It’s getting a little warmer in the day-to-day but after a rather spruce weekend it’s grey and rainy again. I have a very ambivalent attitude to warm/hot weather not unlike my attitude to drinking and drunks, bands playing music, and awards ceremonies: a little bit is OK but it’s when it becomes relentless that I can’t take it anymore. So, the beginning of spring is fine by me, even though I know there’s going to be something to endure. But I was pretty sick for quite a long time in those very cold winter days, and at that time I did really wish for a break from the frigidity, so I suppose I should try to be philosophical for once.
I have just been eating bagels all day. At work there is a farmers market on Wednesdays and I bought bagels, some freshly picked lettuce and some goats cheese not unlike brie, and that’s all I’ve eaten. I don’t know if that was a good idea or not or even if it was an idea but just something that happened – but I think there are worse things to experience. I have two bagels left: one rye, one everything. I like both types equally but everything seems very decadent.
This morning, I strung together five chords to make another song, so I am actually literally writing songs.

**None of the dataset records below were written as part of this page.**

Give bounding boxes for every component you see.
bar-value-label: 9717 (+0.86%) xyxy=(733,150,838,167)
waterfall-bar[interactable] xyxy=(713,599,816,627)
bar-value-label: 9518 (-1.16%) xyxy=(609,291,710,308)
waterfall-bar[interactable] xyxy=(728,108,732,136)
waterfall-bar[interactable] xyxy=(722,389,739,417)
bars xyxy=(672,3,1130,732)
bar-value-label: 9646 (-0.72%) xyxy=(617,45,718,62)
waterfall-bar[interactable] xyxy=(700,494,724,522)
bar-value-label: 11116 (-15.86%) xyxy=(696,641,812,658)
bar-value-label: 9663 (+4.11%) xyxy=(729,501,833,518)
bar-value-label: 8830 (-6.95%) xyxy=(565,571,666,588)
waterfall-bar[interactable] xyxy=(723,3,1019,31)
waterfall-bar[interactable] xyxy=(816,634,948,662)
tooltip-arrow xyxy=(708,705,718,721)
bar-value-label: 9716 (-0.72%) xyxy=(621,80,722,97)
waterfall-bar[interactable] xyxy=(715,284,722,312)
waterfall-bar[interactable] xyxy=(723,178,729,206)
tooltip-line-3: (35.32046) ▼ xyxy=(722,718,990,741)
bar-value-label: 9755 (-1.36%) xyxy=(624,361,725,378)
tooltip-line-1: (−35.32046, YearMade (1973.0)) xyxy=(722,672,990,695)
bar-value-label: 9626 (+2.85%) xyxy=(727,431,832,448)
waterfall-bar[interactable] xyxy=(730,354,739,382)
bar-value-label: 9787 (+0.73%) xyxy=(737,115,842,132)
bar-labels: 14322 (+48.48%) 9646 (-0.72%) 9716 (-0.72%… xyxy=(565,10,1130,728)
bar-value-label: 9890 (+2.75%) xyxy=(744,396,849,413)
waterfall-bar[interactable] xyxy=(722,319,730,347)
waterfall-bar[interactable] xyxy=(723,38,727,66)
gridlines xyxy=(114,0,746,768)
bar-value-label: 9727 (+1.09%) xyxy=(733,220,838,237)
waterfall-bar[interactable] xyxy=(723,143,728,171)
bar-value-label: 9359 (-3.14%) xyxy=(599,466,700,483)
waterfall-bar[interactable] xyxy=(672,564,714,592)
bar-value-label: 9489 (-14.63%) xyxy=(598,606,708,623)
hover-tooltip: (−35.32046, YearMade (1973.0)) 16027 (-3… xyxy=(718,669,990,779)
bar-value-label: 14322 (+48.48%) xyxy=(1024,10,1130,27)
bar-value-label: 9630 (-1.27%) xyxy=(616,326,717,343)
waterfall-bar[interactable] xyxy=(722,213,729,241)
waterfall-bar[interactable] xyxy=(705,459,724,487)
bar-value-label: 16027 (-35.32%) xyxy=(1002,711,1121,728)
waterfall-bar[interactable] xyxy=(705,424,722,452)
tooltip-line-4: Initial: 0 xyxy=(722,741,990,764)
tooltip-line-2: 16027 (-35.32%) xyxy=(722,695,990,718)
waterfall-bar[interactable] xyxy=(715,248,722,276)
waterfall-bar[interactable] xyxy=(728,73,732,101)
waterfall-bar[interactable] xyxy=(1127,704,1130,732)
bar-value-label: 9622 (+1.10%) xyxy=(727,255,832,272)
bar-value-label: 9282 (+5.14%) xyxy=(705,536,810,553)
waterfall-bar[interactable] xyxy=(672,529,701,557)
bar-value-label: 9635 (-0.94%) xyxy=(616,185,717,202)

It is so weird after fifty years of not doing this, to be doing it, and I’d recommend it to everyone except that I want to hear your friggin’ amateurish stupid songs about as much as you want to hear mine. When I say songs anyway I just mean tunes. And when I say tunes, I suspect they’re tunes in my head but they may not be in yours. So this morning I strung five chords together, but I could not get the change to the B7 right, which meant every time I went into the chorus I messed up and had to start again, and that affected my confidence, and ultimately I abandoned the attempt. Irritatingly after that I had the tune in my head for ages, but it’s gone now. I think it probably wasn’t good, like I had earlier decided, but that it was just the repetition of trying to play it over and over for an hour or so that got it stuck in my head. I have the chords written down but I won’t be able to remember the structure – probably for the best.
However, playing guitar is really fun and I am not going to stop now. You have been warned.